Go back another ten years, and the default assumption was that most of us would do the same jobs as our parents. I went to school with kids who lived on farms that their families had owned and worked on for four generations. The concept that any of them might not be farmers was both alien and unwelcome. There were a few non-farming families; instead, they’d been shopkeepers, steel cutters, or carpenters for similar lengths of time.
So, given that by the time the kids currently coming out of 2nd level education get into employment, the jobs they are doing will be things like “search refinement engineer” or “nanotechnology compensator”, or “bioinformatics controller”, or whatever, how can careers guidance counsellors possibly do anything useful? No wonder they’re all bitter.
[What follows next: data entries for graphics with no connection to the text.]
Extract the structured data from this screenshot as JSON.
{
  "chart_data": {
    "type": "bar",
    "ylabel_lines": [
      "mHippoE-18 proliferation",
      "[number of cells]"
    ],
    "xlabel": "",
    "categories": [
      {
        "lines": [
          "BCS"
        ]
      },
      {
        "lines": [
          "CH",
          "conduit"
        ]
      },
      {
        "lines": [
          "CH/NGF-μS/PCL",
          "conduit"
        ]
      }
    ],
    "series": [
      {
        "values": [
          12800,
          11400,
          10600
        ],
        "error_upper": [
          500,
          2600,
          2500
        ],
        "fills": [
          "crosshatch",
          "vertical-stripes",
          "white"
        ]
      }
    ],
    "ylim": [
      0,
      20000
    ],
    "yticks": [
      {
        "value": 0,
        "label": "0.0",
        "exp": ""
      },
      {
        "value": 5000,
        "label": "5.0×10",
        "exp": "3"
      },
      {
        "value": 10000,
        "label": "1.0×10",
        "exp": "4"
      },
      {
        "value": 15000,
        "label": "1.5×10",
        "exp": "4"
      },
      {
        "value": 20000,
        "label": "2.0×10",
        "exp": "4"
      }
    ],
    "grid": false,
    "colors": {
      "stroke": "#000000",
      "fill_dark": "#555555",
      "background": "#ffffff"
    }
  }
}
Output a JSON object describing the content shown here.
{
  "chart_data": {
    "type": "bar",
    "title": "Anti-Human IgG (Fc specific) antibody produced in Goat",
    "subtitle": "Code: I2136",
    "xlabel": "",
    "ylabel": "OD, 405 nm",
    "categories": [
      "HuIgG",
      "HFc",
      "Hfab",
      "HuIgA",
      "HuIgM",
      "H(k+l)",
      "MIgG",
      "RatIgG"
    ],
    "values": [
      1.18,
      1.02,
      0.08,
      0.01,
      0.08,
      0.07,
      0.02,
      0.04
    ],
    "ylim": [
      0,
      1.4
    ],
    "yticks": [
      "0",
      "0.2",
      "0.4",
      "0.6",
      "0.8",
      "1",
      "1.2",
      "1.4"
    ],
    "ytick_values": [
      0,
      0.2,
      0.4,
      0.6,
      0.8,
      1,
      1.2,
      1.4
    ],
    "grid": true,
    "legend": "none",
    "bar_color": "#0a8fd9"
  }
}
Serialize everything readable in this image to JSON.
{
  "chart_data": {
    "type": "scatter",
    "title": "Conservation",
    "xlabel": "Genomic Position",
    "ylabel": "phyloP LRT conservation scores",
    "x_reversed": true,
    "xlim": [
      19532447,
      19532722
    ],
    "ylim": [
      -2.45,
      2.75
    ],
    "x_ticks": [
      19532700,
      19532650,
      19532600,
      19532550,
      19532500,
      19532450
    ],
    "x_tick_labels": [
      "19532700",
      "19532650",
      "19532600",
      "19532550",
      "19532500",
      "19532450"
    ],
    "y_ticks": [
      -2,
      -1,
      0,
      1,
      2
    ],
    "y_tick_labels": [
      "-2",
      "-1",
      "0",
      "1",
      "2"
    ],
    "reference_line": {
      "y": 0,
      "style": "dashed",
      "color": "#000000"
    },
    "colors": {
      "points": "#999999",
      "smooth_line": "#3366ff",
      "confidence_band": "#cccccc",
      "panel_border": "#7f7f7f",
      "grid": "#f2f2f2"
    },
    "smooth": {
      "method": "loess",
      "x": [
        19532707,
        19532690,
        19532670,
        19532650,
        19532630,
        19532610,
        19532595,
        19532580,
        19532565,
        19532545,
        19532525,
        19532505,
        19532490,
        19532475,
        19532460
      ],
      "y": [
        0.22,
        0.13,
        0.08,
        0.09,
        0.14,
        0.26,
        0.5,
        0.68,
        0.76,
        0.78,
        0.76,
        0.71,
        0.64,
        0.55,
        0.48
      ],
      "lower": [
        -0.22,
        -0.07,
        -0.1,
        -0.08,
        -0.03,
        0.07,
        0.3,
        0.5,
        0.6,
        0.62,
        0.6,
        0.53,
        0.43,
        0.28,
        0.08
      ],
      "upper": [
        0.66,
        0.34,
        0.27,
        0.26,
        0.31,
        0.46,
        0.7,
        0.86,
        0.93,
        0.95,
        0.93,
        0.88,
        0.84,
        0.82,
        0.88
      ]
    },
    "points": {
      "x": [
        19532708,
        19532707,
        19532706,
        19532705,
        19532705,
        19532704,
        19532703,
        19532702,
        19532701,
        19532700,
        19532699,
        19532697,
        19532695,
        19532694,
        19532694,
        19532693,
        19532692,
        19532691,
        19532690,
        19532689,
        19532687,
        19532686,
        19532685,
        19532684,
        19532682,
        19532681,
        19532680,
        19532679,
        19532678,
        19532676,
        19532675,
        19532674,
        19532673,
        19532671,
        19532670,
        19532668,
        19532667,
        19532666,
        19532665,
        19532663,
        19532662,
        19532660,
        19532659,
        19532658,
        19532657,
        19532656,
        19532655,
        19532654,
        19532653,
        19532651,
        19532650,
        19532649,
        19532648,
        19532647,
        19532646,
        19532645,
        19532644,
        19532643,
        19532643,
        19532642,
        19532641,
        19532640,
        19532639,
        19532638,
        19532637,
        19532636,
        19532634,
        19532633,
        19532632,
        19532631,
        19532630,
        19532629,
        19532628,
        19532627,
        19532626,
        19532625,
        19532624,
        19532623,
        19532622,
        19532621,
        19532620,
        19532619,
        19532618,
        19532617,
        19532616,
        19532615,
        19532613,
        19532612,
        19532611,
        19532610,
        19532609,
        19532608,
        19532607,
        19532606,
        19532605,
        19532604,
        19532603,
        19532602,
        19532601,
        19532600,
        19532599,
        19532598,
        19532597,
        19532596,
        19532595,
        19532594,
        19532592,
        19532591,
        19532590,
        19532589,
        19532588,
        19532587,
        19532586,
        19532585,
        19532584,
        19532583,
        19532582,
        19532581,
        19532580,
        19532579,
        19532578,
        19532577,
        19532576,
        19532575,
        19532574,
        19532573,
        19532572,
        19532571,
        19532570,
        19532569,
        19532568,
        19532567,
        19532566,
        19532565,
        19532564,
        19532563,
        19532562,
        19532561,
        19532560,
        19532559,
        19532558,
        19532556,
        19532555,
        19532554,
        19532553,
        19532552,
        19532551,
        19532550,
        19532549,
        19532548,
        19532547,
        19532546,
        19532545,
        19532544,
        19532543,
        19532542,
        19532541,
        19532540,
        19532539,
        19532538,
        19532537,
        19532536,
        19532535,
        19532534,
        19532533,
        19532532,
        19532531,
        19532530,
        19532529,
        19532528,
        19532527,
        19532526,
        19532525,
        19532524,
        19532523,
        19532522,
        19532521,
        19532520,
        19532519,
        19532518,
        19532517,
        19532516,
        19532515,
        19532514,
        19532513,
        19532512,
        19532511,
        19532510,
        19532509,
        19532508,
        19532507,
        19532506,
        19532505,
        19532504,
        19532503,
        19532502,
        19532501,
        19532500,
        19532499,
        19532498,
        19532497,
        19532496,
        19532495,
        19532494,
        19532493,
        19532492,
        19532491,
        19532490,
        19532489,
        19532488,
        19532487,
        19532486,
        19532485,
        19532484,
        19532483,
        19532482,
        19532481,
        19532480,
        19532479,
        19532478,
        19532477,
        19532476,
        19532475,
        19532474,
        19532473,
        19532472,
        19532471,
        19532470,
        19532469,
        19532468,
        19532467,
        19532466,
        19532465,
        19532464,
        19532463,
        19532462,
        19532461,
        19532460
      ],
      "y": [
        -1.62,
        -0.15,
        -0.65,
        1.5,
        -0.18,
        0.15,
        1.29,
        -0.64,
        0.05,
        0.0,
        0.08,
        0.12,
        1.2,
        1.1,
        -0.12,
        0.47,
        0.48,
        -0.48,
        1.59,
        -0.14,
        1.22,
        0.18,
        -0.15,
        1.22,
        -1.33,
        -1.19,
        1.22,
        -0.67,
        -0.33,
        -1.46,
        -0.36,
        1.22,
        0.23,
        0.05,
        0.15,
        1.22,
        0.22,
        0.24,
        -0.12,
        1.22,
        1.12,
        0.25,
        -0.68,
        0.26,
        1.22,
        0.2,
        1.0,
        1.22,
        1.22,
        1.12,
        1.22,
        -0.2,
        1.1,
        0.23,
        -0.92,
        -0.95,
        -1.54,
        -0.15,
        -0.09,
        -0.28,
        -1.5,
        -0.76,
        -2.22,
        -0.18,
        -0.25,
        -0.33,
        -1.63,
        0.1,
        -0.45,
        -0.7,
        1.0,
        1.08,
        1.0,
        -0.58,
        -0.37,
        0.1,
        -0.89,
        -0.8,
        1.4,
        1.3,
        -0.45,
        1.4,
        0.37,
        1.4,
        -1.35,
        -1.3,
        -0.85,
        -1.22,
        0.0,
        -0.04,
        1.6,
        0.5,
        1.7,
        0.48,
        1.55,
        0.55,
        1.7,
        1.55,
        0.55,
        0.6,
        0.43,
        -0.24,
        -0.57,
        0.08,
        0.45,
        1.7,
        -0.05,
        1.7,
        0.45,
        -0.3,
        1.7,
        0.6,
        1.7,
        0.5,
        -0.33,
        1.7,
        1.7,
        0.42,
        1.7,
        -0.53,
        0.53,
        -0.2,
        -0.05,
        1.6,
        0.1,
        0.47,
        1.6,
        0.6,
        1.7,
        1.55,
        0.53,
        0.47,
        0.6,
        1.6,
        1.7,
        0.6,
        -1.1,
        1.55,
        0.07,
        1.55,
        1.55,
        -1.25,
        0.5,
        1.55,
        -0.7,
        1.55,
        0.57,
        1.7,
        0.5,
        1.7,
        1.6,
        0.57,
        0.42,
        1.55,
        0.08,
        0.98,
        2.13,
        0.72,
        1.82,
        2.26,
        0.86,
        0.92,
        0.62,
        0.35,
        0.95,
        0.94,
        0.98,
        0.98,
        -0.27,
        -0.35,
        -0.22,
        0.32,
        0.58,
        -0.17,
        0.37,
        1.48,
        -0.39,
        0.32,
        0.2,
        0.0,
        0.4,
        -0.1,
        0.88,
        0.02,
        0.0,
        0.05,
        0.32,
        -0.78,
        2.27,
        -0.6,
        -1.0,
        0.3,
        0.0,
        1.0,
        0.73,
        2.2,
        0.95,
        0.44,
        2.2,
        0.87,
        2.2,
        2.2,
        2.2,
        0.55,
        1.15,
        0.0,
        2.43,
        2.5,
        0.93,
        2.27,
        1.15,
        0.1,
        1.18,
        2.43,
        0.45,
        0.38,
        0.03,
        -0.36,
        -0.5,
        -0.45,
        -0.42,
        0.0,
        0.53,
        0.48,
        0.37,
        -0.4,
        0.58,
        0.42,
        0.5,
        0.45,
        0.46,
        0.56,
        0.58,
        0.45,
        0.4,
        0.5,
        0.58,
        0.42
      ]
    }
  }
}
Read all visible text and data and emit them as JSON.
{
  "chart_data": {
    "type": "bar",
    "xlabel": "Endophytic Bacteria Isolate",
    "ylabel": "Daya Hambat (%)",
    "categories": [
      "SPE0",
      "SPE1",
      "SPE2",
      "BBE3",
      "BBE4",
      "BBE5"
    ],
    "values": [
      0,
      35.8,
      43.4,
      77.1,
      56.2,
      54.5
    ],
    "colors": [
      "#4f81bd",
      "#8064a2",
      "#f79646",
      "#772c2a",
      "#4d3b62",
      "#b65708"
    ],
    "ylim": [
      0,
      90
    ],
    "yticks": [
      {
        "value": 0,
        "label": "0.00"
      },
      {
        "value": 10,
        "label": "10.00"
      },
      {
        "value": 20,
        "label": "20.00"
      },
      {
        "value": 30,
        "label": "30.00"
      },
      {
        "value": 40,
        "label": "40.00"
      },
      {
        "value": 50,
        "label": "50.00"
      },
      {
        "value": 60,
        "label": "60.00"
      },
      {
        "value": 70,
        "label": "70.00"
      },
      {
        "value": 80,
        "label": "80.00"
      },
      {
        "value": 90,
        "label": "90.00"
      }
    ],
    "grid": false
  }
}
And yet you can’t just get rid of them - kids need some guidance about college courses, or they’ll end up opting for an easy course in whatever college their best friend is going to. So… how do you offer careers guidance these days?
From:
no subject
Our school career guidance teacher, based on those DATS and CATS tests, told me I should become a laywer or diplomat (you may remember how diplomatic I am). However, what galls me was not his career predictions (you like English and French, lawyer and diplomat seem fairly obvious), but rather his complete lack of knowledge of almost every aspect of the college system in Ireland (don't get me started on trying to ask him about UK colleges). Upon being asked about subject options by some of my classmates after the Junior Cert, he neglected to mention that you needed chemistry to a girl who had stated an interest in veterinary science, he didn't tell another that if she gave up most of her subjects at honours level, she would be ineligible for most degree courses (even if she got straight A1s), he failed to warn a boy that if he gave up French, he couldn't go to any university in Ireland (at the time, it might be different now). Yes, they patently should have researched these things themselves, but not everyone was a nerd like me, poring over the Times educational supplement from the age of 12 and planning my escape. Moreover, this was his bloody JOB.
He was only bettered by the careers officer in Trinity, who faced with a roomful of Arts students, oh-so-tactfully suggested we all re-train in something useful like IT. Thanks, if we had any bloody ability in that direction, we would have studied it first off. No mention of the many different fields that we have all ended up in - only one of 30 students took up her only other suggested option, which was teaching. She could not tell us the closing dates for applications to do a Masters ... in Trinity. G.'s class of Bib-Theo students were told that 75% of previous graduates had become ministers. Ehh, could that be because in compiling your statistcs, you erroneously included the CITC students?
Still, it was kind of comforting that complete morons like these had clearly scored lucrative jobs. If they could, sure anyone can!